The bus pulled up to the edge of the lake, and it was really all magic after that. Some 4,000 people signed up for the race this year, and everywhere we looked there was color and light. At any moment there were elite speed skiers effortlessly skimming across the snow, parents hooking their little ones onto sleds or chasing down slightly bigger ones on tiny skis, teenagers jumping around in tutus, rough, lumberjack-looking characters (one carrying an axe, and not ironically), old friends hugging and, inevitably, at least one person falling over sideways. The porta-potties had jars with votive candles in them, and there was an enormous bonfire near the race start. It unsurprisingly attracted quite a crowd, so we stayed cozy from a distance with handwarmers and the occasional sip of whiskey. I didn’t feel the least bit guilty about drinking before a race, especially when the man next to us dropped his backpack in the snow, reached into it for a metal shaker and began mixing up a cocktail. I’m laughing as I type this.

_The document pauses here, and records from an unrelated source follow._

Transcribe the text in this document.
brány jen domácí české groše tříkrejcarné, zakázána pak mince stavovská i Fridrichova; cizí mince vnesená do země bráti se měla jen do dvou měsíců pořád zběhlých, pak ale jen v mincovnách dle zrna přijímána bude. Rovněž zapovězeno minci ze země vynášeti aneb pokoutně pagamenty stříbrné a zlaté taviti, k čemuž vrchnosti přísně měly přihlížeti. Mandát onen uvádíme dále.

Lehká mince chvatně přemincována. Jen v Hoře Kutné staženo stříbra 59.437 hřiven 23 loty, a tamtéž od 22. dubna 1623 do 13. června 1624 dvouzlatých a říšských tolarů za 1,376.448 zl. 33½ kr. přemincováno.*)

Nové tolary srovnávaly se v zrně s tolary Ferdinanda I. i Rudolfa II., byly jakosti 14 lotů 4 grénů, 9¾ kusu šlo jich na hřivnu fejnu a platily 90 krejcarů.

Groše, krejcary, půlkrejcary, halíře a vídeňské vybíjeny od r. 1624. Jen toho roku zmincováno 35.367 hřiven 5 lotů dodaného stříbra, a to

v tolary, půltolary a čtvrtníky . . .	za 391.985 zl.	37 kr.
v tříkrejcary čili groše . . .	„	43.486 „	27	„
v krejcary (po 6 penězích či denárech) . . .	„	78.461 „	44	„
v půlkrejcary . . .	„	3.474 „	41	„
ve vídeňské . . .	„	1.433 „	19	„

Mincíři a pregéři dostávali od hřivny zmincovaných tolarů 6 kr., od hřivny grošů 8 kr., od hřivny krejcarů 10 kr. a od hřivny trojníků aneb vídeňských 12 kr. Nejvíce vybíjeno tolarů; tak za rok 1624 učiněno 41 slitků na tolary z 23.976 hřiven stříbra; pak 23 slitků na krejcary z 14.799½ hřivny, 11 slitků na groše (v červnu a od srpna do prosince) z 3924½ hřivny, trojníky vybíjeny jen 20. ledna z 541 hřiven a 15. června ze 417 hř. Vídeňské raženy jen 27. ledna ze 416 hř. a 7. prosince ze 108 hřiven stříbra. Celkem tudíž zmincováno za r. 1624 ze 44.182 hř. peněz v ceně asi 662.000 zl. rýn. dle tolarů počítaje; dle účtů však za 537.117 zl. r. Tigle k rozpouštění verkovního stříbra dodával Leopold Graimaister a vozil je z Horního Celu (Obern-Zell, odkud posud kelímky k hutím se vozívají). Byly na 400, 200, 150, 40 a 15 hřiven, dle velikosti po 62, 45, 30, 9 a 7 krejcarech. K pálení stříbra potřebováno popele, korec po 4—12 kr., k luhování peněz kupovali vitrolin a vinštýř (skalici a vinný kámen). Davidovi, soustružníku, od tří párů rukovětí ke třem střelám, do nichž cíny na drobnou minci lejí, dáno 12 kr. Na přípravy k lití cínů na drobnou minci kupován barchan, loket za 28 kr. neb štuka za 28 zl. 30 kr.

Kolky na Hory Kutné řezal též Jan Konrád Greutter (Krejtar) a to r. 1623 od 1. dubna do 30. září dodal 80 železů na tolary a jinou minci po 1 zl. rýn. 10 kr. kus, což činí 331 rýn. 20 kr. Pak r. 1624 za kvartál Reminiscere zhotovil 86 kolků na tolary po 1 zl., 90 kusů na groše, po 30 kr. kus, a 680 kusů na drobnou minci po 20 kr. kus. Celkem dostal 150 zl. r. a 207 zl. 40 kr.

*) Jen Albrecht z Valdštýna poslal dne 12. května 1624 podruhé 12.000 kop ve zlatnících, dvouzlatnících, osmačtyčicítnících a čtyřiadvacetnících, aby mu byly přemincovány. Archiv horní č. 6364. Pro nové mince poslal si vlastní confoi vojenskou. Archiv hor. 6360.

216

As the sun faded behind the harbor and the sky faded to crimson and gold and blue, we moved to the race start. Someone sang the national anthem, and the race director gave last minute instructions. “Now the race is supposed to start at six, but what’s going to happen is we’re going to wait until a little bit after six before telling you to go. In the past few years we’ve had a number of screwballs who try to get out early, and so we’re changing the way we do things around here.”
It really is a competitive race for some people, and apparently last year’s fastest time was 19 minutes. For a 10k! The course was much icier this year, and I think the winner came in at about 30 minutes.* Our group stuck to a very honorable 2 hour pace. I honestly can’t believe it took us that long, but none of us was in a hurry to finish. We moved slowly under a night sky that was in places almost grey with so many stars, and our path was lit by torches and blocks of ice with candles in them. At the halfway point, there was a sign that said, “5 down, 5 to go,” and volunteers handed out sugar cookies. And when the winners reached Bayfield, fireworks lit up over the ice. Who would want to hurry through that?
The post-race party was in full swing when we reached the shore, but our cold limbs and hungry bellies didn’t want to wait in the long line for chili. So we drove back to a very quiet Bayfield, where it seems the arrival of some 4,000 tourists isn’t enough to convince area restaurants to stay open past 8. We ended up in a hotel bar, ordering pitchers of Spotted Cow and frozen pizzas. There’s something to be said for inhaling an over-priced sausage thin crust with friends while your cheeks get rosier (first from wind, then from alcohol) and a NASCAR race blares on the TV over the bar. It was altogether a heavenly night.
*And it wasn’t even a 10k this year. There was a sign at the race registration that said “Course Elevation” and displayed a long, flat red line at 0 feet from 1k-10k. As Anne stopped to take a photo of it, an older gentleman with a long, scraggly beard held his hand up to the sign, covering up the 10k point. “This one’s not a 10k,” he said. “The plow truck took a wrong turn yesterday, so we’re pretty sure it’s only 9.”
“The plow truck took a wrong turn yesterday, so we’re pretty sure it’s only 9.”
I really love this. 🙂
I love this post. The only thing is, I’m really worried about the votives in the porta-potties causing an explosion or something.